Jackson's Subsets

Let $\mathbb S=\left(-\pi/2,\pi/2\right)$ . The function $\tan : \mathbb S\mapsto \mathbb R$ ranges over all real numbers, so for all real numbers $x_i$ there exists a unique $\theta_i\in\mathbb S$ such that $x_i=\tan\theta_i$ . So there exists a bijection between sequences of real numbers with their respective $\theta_i\in\mathbb S$ value. We can hence work only with the $\theta_i$ values.

Suppose $x_a=\tan \theta_a$ and $x_b=\tan\theta_b$ , and WLOG let $\theta_a\ge\theta_b$ . We have $\tan\dfrac\pi 6=\dfrac{1}{\sqrt 3}\ge \left|\dfrac{x_a-x_b}{1+x_ax_b}\right|=\left|\dfrac{\tan\theta_a-\tan\theta_b}{1+\tan\theta_a\tan\theta_b}\right|=\left|\tan\left(\theta_a-\theta_b\right)\right|$ and since $\theta_a\ge\theta_b$ we have $\tan\dfrac\pi 6\ge\tan\left(\theta_a-\theta_b\right)\implies \theta_a-\theta_b\le \dfrac\pi 6$ because $\tan:\mathbb S\mapsto \mathbb R$ is increasing.

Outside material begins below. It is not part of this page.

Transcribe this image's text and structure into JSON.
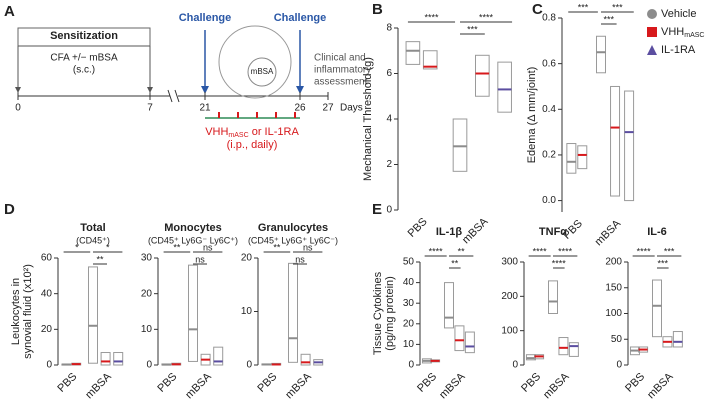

Now split $\mathbb S=\left(-\dfrac\pi 2,\dfrac\pi 2\right)$ into the following $6$ intervals $\left(-\dfrac {\pi} 2,-\dfrac{\pi} 3\right],\left(-\dfrac {\pi} 3,-\dfrac\pi 6\right],\left(-\dfrac \pi 6,0\right],\left(0,\dfrac\pi 6\right],\left(\dfrac\pi 6,\dfrac \pi 3\right],\left(\dfrac\pi 3,\dfrac\pi 2\right).$ If $n\le 6$ we can choose all the $\theta_i$ from different intervals, equally spaced, so that we'll have $\theta_i-\theta_j>\pi/6$ for all $i,j$ . Therefore all sequences with $n\le 6$ might not satisfy the problem conditions.

If $n=7$ then by the Pigeonhole Principle at least two $\theta_i$ will be from the same interval, so we'll have $\theta_a-\theta_b\le\pi/6$ for those two values. Hence $n=\fbox{7}$ is the smallest size of such sequence.